Transcriptome and GTF files in iGenomes are significantly outdated. For example, human annotations are from Ensembl release 75, while current release is 108+. Consider using custom genomes for current annotations.
GRCh38 in iGenomes comes from NCBI instead of Ensembl, not the masked Ensembl assembly. This can cause pipeline issues in some cases. See nf-core/rnaseq issue #460 for details. For GRCh38 with masked Ensembl assembly, use Custom genomes.
Use remote AWS iGenomes
To use remote AWS iGenomes in supported nf-core pipelines, supply the --genome flag to your pipeline (e.g., --genome GRCh37).

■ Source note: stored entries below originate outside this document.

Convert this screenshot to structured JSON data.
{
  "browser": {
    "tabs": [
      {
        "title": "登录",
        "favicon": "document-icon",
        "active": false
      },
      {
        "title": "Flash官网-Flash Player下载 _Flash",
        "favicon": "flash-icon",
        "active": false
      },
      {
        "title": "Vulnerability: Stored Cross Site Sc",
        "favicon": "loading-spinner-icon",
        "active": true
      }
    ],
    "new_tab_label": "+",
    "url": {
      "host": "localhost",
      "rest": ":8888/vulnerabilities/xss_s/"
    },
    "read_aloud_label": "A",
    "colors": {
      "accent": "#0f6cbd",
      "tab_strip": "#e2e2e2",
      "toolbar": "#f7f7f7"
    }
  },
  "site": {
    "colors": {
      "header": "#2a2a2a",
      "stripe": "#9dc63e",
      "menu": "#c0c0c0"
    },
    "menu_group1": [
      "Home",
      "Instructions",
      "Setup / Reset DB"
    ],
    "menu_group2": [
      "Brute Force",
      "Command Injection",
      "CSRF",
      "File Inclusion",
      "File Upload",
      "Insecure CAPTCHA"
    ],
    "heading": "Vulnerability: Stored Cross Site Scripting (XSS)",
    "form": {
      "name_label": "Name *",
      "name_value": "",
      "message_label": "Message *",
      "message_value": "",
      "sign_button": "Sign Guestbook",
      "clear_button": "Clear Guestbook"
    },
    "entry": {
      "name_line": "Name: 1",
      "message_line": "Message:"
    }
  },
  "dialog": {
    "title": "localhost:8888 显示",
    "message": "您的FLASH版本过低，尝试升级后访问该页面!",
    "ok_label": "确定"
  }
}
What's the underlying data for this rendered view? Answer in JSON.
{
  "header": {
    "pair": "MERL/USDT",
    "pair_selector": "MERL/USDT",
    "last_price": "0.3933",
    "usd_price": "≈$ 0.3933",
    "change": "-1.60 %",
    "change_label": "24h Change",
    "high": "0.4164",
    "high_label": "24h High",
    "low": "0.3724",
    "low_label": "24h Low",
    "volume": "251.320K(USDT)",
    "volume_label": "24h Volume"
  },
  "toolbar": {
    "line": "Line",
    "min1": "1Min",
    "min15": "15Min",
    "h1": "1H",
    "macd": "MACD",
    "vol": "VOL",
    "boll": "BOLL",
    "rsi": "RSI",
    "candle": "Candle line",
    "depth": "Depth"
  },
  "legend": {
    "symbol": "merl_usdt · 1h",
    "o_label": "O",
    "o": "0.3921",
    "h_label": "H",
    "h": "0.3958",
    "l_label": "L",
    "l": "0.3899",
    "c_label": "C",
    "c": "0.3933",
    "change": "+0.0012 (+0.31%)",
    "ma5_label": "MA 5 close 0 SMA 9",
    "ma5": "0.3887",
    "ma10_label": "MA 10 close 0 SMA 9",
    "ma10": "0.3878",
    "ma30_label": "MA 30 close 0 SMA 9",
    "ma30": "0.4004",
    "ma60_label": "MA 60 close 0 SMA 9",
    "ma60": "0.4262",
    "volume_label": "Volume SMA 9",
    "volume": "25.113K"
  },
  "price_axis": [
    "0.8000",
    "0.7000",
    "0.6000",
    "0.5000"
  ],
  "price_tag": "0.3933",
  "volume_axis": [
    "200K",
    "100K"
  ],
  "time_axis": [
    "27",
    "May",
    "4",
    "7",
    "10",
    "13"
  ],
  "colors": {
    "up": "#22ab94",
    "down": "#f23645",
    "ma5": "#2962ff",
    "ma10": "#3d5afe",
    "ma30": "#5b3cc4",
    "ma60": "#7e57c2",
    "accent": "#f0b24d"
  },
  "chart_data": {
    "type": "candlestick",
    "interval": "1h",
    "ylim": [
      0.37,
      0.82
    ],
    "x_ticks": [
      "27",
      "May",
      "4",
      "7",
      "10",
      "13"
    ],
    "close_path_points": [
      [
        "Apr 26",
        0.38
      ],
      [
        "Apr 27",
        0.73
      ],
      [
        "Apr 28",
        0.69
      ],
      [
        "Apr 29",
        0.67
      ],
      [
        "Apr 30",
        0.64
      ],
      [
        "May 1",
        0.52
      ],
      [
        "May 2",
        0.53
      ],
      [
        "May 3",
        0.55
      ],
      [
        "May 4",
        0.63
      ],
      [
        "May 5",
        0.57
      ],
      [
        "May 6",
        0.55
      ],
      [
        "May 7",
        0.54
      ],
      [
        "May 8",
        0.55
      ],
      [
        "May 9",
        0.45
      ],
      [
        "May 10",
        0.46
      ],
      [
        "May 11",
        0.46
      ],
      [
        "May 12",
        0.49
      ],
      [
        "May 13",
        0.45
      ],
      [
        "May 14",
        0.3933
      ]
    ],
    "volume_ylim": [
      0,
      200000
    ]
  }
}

On execution the pipeline will then:
- Automatically download required reference files.
- Auto-populated reference genome parameters from
conf/igenomes.config.- Parameters like FASTA, GTF, and index paths are set automatically.
- Download only what it requires for that specific workflow.
Downloading reference genome files takes time and bandwidth. We recommend using a local copy when possible. See Use local AWS iGenomes for more information.
Use local AWS iGenomes
To use local AWS iGenomes:
-
Download the iGenomes reference files you need to a local directory.
-
Set
--igenomes_baseto your local iGenomes directory path.WarningThis directory structure must reflect the structure defined in
conf/igenomes.config. -
Pipeline will use local files instead of downloading from AWS.
Check annotation versions
To check the version of annotations used by AWS iGenomes:
-
Download the README file from the iGenomes S3 bucket using AWS CLI:
aws s3 cp --no-sign-request s3://ngi-igenomes/igenomes/Homo_sapiens/Ensembl/GRCh37/Annotation/README.txt -
View the README to see annotation details:
cat README.txtExample output:
The contents of the annotation directories were downloaded from Ensembl on: July 17, 2015. Gene annotation files were downloaded from Ensembl release 75. SmallRNA annotation files were downloaded from miRBase release 21.This confirms the annotations are from Ensembl release 75 (July 2015), which is significantly outdated.